Eric McKenzie

Personal information
- Full name: Eric Norman McKenzie
- Born: 9 December 1910 Kalgoorlie, Western Australia
- Died: 28 April 1994 (aged 83) Cottesloe, Western Australia
- Batting: Right-handed
- Role: Batsman
- Relations: Douglas McKenzie (brother) Graham McKenzie (son)

Domestic team information
- 1931/32: Western Australia
- Only First-class: 22 October 1931 Western Australia v South Africans

Career statistics
| Competition | First-class |
| Matches | 1 |
| Runs scored | 43 |
| Batting average | 21.50 |
| 100s/50s | 0/0 |
| Top score | 26 |
| Catches/stumpings | 0/– |
- Source: CricketArchive, 8 November 2011

= Eric McKenzie =

Australian cricketer

Eric Norman McKenzie (9 December 1910 – 28 April 1994) was an Australian cricketer.

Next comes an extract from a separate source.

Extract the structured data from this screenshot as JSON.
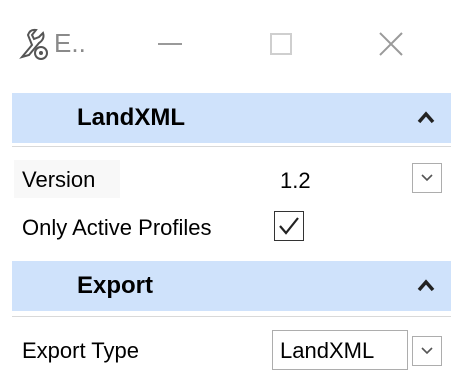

A right-handed batsman, McKenzie represented Western Australia in his only first-class match, against the South African tourists at Perth in October 1931. He also played in grade cricket, and played field hockey for Western Australia. McKenzie enlisted in the Australian Army during the Second World War, and was posted to England, where he played in several games for an army cricket team. His brother Douglas McKenzie and son Graham McKenzie also represented Western Australia.